外村公認会計士税理士事務所

2024年4月から引き上げられる『障害者法定雇用率』とは

23.12.12 | ビジネス【労働法】

障害を持った人が一般の労働者と同じような雇用の機会を得ることができるよう、『障害者の雇用の促進等に関する法律(障害者雇用促進法)』に基づく『障害者雇用率制度』により、一定の規模の企業には障害者の雇用が義務づけられています。
対象となる企業は、従業員に占める身体障害者・知的障害者・精神障害者の割合を一定の割合以上にする必要があります。
この割合のことを『法定雇用率』といいます。法改正により、この法定雇用率が2024年4月から、段階的に引き上げられることになりました。
施行前に、必要となる対応を確認しておきましょう。

障害者を1人以上雇用する企業の範囲が拡大

障害の有無に関係なく、すべての人が希望や能力に応じて働くことができる社会を実現するという理念のもと、障害者雇用促進法によって、従業員が一定数以上の規模の企業に一定の割合以上で障害者を雇用する義務が課せられています。

障害者を雇用する割合となる法定雇用率は、これまで度々引き上げられてきました。
1998年に1.8%、2013年に2%、2018年に2.2%、そして2021年には2.3%に引き上げられています。
現行の2.3%という法定雇用率は、従業員を43.5人以上雇用している企業は障害者を1人以上雇用することになる割合です。

そして、障害者の雇用をさらに確保するために、障害者雇用促進法に関する政省令の改正が行われ、法定雇用率の段階的な引き上げが決定しました。
2024年4月より現行の2.3%から2.5%に、2026年7月からは2.7%の法定雇用率に引き上げられます。

この引き上げにより、障害者を1人以上雇用する必要のある企業の範囲が、2024年4月から従業員40人以上、2026年7月から従業員37.5人以上に広がることになります。
現状で障害者を雇用する義務のなかった従業員40人の企業は、2024年4月より新たに障害者を1人以上雇用する義務が生じることになります。
随時、自社が引き上げに伴う対象の範囲になるのかどうかを確認しましょう。

従業員数のカウントは、1年を超えて雇用されている、もしくは1年を超えて雇用される見込みがある「常用労働者」を対象に、週の所定労働時間が30時間以上の従業員を1人として数え、週の所定労働時間が20時間以上30時間未満の短時間労働者に関しては0.5人としてカウントします。
正社員やパート・アルバイトなどの雇用形態にかかわらず、あくまで所定労働時間で判断します。
たとえば、所定労働時間が週30時間以上の従業員が10人、短時間労働者が35人の企業は、従業員数が40人を超えていますが対象の範囲外になります。

特定業種の設定除外率と障害者の算定方法

法定雇用率は障害者の雇用を確保するためのものですが、障害者の就業が困難とされる業種については、従業員数をカウントする際の除外率が設定されています。

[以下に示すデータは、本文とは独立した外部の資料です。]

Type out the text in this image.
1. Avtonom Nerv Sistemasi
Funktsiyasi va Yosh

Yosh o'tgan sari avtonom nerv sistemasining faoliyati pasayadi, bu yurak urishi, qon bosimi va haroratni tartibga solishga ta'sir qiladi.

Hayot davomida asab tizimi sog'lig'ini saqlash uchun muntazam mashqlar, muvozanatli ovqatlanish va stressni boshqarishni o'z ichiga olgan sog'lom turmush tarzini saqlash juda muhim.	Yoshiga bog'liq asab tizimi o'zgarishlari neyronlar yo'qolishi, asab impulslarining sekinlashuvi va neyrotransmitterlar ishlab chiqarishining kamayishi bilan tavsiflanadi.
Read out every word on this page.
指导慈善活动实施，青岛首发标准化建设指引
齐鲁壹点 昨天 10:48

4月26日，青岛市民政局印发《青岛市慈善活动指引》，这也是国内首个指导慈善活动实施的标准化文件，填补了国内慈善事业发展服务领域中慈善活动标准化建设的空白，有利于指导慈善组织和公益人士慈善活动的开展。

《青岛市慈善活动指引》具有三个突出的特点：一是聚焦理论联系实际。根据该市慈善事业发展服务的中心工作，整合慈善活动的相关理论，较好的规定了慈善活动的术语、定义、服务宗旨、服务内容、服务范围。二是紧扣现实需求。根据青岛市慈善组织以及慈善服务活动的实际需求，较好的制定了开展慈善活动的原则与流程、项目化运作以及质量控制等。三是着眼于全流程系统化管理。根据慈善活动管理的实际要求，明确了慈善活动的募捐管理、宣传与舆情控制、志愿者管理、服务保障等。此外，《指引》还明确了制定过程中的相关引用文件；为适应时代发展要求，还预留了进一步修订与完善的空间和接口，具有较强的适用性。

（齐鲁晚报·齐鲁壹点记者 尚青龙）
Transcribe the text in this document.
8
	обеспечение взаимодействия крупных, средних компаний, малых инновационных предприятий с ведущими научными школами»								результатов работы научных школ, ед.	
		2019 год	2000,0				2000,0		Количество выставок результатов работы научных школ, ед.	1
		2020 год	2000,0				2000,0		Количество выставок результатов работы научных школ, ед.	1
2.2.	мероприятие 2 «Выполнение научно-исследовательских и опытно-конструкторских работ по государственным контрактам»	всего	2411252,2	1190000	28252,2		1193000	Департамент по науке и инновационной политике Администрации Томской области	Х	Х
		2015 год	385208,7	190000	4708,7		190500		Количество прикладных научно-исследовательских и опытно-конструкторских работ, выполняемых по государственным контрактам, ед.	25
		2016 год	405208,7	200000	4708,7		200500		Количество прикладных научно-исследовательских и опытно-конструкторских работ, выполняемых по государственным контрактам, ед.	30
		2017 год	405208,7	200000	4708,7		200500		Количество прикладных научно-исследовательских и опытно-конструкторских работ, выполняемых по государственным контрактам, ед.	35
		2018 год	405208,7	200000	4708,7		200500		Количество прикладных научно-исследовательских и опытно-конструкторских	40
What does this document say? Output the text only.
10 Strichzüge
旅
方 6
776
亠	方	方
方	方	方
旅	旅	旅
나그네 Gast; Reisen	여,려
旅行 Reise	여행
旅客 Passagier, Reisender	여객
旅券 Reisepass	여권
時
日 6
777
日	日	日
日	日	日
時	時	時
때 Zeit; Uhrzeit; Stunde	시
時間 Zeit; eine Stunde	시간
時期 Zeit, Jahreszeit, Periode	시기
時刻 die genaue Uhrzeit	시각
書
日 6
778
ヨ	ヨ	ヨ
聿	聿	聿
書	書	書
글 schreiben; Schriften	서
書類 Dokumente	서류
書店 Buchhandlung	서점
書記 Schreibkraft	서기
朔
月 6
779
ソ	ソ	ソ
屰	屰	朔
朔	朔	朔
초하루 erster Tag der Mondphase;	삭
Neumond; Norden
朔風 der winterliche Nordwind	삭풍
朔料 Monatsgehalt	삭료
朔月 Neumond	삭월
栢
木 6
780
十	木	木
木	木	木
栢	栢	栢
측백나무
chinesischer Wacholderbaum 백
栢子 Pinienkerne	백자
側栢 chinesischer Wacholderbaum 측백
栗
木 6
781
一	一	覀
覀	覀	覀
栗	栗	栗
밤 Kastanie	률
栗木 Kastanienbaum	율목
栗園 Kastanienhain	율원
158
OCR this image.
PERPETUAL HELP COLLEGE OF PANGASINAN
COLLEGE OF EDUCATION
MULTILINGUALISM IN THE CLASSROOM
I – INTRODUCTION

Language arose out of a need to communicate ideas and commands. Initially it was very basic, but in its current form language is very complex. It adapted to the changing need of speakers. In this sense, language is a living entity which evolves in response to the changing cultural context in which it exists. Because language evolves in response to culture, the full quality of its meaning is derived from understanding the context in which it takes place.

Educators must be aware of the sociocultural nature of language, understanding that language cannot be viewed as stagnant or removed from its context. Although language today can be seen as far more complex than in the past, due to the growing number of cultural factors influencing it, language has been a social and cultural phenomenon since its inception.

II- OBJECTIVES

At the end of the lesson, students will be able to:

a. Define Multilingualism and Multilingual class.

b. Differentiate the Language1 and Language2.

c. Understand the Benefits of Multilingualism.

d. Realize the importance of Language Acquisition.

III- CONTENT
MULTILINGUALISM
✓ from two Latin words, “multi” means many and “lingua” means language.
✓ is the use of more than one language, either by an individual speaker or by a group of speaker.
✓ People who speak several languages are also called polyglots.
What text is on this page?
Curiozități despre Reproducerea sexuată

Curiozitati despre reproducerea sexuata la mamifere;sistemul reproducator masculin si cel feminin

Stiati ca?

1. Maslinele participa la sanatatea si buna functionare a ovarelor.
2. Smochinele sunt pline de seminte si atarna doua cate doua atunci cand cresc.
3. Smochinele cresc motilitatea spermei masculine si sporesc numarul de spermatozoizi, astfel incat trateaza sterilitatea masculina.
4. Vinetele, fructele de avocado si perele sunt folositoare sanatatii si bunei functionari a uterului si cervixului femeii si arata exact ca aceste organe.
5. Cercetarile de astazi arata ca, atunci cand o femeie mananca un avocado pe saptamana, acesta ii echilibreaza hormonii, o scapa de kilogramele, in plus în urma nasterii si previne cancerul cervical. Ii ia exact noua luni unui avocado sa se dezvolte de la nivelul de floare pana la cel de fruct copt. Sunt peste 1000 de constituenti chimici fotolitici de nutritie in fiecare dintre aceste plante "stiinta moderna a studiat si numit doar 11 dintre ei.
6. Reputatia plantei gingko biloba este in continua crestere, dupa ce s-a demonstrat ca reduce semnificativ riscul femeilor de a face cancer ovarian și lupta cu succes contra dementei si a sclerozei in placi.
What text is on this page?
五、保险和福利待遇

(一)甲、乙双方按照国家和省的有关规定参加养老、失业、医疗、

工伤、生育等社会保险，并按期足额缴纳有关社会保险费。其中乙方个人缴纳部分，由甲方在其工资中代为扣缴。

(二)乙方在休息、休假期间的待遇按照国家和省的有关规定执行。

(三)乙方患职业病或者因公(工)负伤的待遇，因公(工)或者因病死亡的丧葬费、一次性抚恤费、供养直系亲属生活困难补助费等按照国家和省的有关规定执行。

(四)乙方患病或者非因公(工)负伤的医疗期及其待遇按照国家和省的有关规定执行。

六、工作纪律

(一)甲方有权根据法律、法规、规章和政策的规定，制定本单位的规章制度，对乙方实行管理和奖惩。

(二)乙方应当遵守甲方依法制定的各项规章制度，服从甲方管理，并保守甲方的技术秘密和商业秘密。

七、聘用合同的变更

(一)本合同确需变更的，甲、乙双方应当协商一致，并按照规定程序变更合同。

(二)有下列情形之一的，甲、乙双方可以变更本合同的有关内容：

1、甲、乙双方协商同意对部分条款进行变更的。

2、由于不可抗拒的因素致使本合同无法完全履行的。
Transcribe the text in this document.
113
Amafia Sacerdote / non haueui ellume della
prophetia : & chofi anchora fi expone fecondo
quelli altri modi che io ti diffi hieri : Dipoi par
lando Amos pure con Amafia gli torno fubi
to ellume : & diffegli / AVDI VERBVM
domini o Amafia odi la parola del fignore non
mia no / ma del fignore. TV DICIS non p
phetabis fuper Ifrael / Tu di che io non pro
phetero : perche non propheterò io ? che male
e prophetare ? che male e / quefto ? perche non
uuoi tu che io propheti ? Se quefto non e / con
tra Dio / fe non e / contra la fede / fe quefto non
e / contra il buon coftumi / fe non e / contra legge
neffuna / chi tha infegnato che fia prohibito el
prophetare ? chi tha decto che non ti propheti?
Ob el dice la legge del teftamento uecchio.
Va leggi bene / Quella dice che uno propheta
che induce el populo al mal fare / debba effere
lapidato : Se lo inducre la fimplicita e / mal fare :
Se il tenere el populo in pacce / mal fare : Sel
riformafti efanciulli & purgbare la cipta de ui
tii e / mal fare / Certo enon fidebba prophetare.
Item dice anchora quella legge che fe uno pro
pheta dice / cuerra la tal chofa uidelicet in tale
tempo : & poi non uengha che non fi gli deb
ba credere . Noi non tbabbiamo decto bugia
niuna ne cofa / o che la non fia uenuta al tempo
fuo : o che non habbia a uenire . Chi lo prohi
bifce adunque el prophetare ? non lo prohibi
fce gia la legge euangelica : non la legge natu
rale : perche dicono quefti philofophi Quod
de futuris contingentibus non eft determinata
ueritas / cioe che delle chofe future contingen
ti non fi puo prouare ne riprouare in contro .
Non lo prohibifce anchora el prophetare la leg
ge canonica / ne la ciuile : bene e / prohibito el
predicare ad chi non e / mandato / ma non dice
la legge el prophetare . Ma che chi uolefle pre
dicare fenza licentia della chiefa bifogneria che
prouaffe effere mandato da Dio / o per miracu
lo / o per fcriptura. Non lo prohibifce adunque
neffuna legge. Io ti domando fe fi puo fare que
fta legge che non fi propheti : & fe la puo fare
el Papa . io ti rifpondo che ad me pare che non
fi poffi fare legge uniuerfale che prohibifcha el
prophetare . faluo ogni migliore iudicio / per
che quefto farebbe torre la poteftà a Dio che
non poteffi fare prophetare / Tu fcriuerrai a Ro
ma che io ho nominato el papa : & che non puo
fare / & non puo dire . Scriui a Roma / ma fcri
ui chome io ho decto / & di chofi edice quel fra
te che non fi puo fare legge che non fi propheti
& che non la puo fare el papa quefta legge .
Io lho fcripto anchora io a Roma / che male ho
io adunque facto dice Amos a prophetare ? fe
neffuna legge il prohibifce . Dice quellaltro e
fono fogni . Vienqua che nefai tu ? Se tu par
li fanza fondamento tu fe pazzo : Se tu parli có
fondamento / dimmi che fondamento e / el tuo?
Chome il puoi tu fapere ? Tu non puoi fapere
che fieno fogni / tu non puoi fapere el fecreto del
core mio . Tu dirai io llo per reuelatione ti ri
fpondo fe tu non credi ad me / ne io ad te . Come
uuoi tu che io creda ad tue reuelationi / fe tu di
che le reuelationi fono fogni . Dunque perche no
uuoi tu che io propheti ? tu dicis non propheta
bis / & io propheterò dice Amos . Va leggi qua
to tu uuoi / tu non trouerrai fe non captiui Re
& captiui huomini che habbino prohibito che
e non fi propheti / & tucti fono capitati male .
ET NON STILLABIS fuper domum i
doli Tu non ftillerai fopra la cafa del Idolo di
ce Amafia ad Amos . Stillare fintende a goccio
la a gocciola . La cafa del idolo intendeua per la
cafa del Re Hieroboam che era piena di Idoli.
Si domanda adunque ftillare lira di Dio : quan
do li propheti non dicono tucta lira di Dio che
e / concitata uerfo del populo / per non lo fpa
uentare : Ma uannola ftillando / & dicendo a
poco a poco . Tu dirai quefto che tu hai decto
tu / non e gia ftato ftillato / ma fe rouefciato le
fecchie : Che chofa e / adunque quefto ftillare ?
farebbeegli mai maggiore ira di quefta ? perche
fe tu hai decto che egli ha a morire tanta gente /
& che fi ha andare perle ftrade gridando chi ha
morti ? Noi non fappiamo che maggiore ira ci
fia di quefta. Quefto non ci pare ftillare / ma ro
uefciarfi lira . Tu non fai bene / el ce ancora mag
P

この除外率は、ゆくゆくは廃止されることになっており、特例措置として当分の間は該当する業種ごとに段階的に引き下げられた除外率で対応されています。
除外率の段階的な縮小も決定しており、今回の改正により、2025年4月以降は一律で10ポイント引き下げられることになりました。
「船員等による船舶運航等の事業」の70%を上限に、「幼稚園/幼保連携型認定こども園」の50%、「道路旅客運送業/小学校」の45%と続き、下限は「非鉄金属第一次製錬/精製業/貨物運送取扱業(集配利用運送業を除く)」の5%となっています。

除外率は、主に障害者の就業が一般的に困難であると認められる業種に設定されており、これらの除外率が定められている業種では、障害者の雇用義務数を次の計算式で求めます。
{従業員数-(従業員数×除外率)}×法定雇用率

たとえば、改正後の金属鉱業の除外率は30%なので、実際の従業員数が40人だったとしても、新たに障害者を1人以上雇用する義務は生じません。

また、雇用の対象となる障害者についても算定方法が変更されました。
2023年4月以降、週所定労働時間が20時間以上30時間未満の精神障害者について、雇用率上、雇入れからの期間等に関係なく、1人としてカウントできるようになりました。
さらに2024年4月以降は、週所定労働時間が10時間以上20時間未満の精神障害者・重度身体障害者および重度知的障害者について、それぞれ1人を0.5人としてカウントできます。

障害者を雇用する義務のある企業は、毎年6月1日時点での障害者雇用状況のハローワークへの報告が義務づけられ、障害者の雇用の促進と継続を図るための『障害者雇用推進者』の選任が努力義務となります。
障害者の雇用の機会を増やして、すべての人が暮らしやすい社会になるために、雇用義務の対象である企業は制度をしっかり把握して遵守していきましょう。


※本記事の記載内容は、2023年12月現在の法令・情報等に基づいています。